Operation Manual
Draadloos netwerk instellen
177
2. Een netwerkapparaat gebruiken
14
Het venster bevat de instellingen voor het draadloze netwerk en
controleert of deze instellingen juist zijn. Klik op Next.
• Voor de methode DHCP
Als de toewijzingsmethode voor het IP-adres DHCP is,
controleert u of DHCP in het venster wordt vermeld. Indien
Statisch wordt vermeld, klikt u op TCP/IP wijzigen om de
toewijzingsmethode in DHCP te wijzigen.
• Voor de methode Statisch
Als de toewijzingsmethode voor het IP-adres Statisch is,
controleert u of Statisch in het venster wordt vermeld. Als DHCP
wordt vermeld, klikt u op de knop TCP/IP wijzigen om het IP-
adres en andere netwerkinstellingen van de printer in te voeren.
Voordat u het IP-adres van de printer invoert, moet u de
netwerkinstellingen van de computer weten.
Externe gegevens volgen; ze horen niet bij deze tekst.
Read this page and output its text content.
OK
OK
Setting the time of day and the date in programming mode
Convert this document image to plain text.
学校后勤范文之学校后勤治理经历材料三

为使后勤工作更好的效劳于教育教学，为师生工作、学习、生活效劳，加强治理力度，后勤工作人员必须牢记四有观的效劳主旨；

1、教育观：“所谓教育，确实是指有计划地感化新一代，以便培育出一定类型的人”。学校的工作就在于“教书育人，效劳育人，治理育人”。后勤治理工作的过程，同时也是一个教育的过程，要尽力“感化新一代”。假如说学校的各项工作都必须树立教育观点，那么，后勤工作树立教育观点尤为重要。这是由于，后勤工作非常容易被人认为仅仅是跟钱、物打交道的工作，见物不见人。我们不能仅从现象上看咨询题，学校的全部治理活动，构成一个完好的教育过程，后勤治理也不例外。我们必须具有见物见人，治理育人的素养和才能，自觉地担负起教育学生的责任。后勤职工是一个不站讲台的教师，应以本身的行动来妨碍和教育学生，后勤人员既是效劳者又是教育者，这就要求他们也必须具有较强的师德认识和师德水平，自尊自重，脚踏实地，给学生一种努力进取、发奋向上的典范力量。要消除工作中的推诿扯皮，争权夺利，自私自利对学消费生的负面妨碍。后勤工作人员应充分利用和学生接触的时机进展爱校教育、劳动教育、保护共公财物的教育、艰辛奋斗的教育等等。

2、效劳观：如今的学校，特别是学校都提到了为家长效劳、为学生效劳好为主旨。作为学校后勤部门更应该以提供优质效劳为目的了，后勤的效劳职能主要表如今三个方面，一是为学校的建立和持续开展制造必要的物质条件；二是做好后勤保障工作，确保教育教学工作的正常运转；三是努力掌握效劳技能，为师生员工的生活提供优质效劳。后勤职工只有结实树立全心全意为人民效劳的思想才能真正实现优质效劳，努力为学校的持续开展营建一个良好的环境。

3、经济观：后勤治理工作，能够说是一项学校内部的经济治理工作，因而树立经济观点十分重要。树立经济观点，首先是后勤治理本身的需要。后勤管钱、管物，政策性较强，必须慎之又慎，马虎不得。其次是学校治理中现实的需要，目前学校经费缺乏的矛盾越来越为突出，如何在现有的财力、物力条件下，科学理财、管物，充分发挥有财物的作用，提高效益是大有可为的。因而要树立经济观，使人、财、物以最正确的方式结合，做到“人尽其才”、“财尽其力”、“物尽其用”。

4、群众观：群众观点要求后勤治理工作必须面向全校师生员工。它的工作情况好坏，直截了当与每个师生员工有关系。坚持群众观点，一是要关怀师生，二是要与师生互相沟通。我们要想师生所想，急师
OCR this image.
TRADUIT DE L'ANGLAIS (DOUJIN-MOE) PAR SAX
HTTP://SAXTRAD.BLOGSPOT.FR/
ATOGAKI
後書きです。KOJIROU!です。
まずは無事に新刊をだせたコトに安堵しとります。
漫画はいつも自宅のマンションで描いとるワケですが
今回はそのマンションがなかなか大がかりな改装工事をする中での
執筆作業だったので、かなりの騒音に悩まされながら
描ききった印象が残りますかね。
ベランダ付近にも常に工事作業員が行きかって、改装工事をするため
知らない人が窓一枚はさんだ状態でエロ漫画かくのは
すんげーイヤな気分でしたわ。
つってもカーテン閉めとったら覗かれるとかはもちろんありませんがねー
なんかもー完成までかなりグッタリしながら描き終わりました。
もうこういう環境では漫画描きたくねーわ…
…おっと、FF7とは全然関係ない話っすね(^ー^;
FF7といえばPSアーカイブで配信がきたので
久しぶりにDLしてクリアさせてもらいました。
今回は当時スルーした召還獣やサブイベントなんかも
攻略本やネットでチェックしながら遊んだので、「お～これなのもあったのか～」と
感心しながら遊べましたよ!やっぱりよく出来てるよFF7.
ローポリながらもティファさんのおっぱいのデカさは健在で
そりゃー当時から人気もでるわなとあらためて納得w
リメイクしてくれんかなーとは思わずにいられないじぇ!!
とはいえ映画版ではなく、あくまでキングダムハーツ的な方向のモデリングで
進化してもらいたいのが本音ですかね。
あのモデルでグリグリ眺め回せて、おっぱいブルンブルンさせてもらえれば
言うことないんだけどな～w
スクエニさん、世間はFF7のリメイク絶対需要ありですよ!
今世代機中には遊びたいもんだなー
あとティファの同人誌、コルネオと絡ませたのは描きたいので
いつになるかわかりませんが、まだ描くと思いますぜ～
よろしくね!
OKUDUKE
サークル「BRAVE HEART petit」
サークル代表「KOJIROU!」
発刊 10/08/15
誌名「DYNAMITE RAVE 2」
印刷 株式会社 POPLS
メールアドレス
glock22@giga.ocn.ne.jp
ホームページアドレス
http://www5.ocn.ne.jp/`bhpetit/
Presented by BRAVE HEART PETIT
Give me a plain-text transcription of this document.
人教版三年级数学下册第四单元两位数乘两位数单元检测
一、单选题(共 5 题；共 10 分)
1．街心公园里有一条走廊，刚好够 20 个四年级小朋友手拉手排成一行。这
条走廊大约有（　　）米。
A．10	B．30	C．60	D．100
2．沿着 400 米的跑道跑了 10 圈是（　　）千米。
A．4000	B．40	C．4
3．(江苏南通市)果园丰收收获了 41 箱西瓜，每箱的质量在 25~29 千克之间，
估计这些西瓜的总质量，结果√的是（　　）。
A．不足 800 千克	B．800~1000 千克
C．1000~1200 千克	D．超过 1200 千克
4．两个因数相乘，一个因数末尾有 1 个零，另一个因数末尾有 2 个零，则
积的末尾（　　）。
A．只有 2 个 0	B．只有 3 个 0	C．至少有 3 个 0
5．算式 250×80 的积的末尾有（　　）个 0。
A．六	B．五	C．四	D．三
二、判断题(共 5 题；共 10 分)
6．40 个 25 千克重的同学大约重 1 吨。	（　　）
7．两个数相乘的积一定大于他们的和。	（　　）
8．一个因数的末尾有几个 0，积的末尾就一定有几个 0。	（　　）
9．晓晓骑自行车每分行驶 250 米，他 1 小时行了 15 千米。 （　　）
Als de computer is
ingesteld op DHCP, neemt u contact op met de
netwerkbeheerder voor het statische IP-adres.
Voorbeeld:
Als de netwerkgegevens van de computer als volgt zijn:
- IP-adres: 169.254.133.42
- Subnetmasker: 255.255.0.0
Dan zijn de netwerkgegevens van de printer als volgt:
- IP-adres: 169.254.133.43
- Subnetmasker: 255.255.0.0 (gebruik het subnetmasker van
de computer).
- Gateway: 169.254.133.1
15
Er wordt verbinding met het draadloze netwerk gemaakt volgens de
netwerkconfiguratie.
16
Als de instellingen van het draadloze netwerk voltooid zijn, koppelt u
de USB-kabel tussen de computer en de printer los.
17
Volg de aanwijzingen op het scherm om de installatie te voltooien.
Wanneer de installatie is voltooid, klikt u op Afsluiten of Herstart.
Ad-hoc via USB-kabel
Als u geen toegangspunt hebt, kunt u de printer alsnog draadloos
verbinden met uw computer door een draadloos ad-hocnetwerk in te
stellen. Volg hiervoor de volgende eenvoudige stappen.
Wat u nodig hebt
• Netwerkcomputer
• Cd met software die bij uw apparaat is geleverd
• Het apparaat met een daarop geïnstalleerd draadloos-netwerkinterface
•USB-kabel.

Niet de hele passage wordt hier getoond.